Seltsame Liste / Lücken
Zuerst einmal zu den Lücken: Ich hatte ja geschrieben, dass die Liste keinen Anspruch auf Vollständigkeit erhebt; hab sie einfach mal so aus dem Gedächtnis runtergeschrieben. Daher sollte man schon im Einzelfall klären (wie es ja Thomasius mit seiner anfänglichen Stones-Frage getan hatte), ob das Fehlen oder Nicht-Fehlen bestimmter Namen eher absichtlich oder versehentlich geschehen ist.
Daher kläre ich nun auf:
a) Rolling Stones:
Für diese Rock-Opis bin ich sozusagen zu jung (sorry Thomasius...). Rock im klassischen Sinne sagt mit nichts, bis auf die oben erwähnten Uriah Heep oder auch Depp Purple, die schon wieder etwas Geniales an sich hatten.
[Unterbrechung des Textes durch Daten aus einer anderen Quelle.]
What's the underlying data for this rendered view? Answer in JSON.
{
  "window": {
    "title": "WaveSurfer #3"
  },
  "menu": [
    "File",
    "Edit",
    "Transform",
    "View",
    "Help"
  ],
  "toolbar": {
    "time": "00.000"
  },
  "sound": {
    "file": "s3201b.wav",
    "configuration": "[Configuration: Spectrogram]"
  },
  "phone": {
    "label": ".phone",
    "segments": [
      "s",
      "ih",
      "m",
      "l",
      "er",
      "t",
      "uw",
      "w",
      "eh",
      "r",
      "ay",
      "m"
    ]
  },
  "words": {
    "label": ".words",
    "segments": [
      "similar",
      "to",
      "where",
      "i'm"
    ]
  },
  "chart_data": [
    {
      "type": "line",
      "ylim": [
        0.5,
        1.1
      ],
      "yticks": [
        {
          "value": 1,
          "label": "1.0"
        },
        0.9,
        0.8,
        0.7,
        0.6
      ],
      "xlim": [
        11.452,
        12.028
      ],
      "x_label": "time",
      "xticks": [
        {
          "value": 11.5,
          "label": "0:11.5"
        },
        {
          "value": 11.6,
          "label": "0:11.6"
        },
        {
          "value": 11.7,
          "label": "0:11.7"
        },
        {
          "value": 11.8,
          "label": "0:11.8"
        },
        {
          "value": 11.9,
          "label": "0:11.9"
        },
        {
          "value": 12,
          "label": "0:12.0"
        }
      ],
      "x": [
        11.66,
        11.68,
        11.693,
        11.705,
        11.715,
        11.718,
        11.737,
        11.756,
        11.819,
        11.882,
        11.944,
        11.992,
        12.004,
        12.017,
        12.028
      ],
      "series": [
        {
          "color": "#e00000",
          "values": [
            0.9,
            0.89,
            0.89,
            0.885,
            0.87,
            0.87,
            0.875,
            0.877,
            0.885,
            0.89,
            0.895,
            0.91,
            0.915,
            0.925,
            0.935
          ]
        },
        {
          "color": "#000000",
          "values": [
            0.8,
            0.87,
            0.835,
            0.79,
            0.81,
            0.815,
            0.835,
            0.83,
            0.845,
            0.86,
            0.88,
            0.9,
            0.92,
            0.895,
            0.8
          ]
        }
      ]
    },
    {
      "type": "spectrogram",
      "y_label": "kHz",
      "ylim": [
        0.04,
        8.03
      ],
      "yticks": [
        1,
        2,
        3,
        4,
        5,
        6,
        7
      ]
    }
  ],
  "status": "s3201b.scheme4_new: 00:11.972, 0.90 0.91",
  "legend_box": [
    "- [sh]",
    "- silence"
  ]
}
Damit (also mit den Stones im Speziellen) bin ich nicht aufgewachsen, verbinde daher keine nostalgischen Gefühle damit. Rock ist nach meinem Verständnis auch halt der Ausdruck eines Lebensgefühls in einer bestimmten Epoche und wohl auch mehr einer bestimmten Altersgruppe, die das natürliche Vorrecht hat, laut, aufsässig und aufdringlich zu sein. Warum ich etwas herablassend über die Rock-Opis gesprochen habe, hängt auch damit zusammen, dass ich 60-jährige Rocker mit Hängebauch auf der Harley etwas lächerlich finde. Irgenwann sollten Menschen erwachsen werden. Musikalisch haben die Stones meiner Meinung nach keine erwähnenswerten Qualitäten. Sie leben heute noch vom Nimbus der 60er Jahre, und die Fan-Opis im Publikum bekommen wohl glasige Augen bei der Erinnerung an ihre ersten One-Night-Stands... Jeder, der mag, soll diese Musik hören; für mich wäre sie Zeitverschwendung, weil ich nichts dabei empfinde oder damit verbinde, sorry...
b) Laibach:
Diese Jungs gehören wohl zu den am meisten missverstandenen Bands der Welt. Sie kokettieren mit bestimmten Symbolen, karikieren sie jedoch auch dadurch (da sind sie Rammstein ähnlich, die ja auch Laibach als Vorbild haben). Und was kann bitte eine Band dafür, wenn sie auch ein paar braune Dumpfglatzen im Publikum haben, die anscheinend nichts gecheckt haben? Laibach ist experimentierfreudig, europäisch und damit echt anti-nationalistisch orientiert, die Texte und Motive sind fernab jeglicher schwarzbrauner Stammtischparolen. Ich gebe zu, dass die Musik noch gewöhnungsbedürftiger ist als die von Kate Bush, und mir gefällt auch nicht alles (aber eben nur wegen der manchmal etwas schrägen Musik). Aber jeder, der mit offenen Ohren Musik hört, sollte sich das mal reinziehen. Hörtipp für Einsteiger: Das Album "Kapital".
c) Santana:
Höre ich gerne, das Gitarrenspiel ist einerseits genial, manchmal aber auch ist zuviel davon ermüdend. Ich kenne auch zu wenige Stücke (das was man halt so kennt aus den Medien: Samba pa ti, Oye como va, Black Magic Woman, ...). Stimme zu, dass das unbedingt zu guter Musik dazugehört.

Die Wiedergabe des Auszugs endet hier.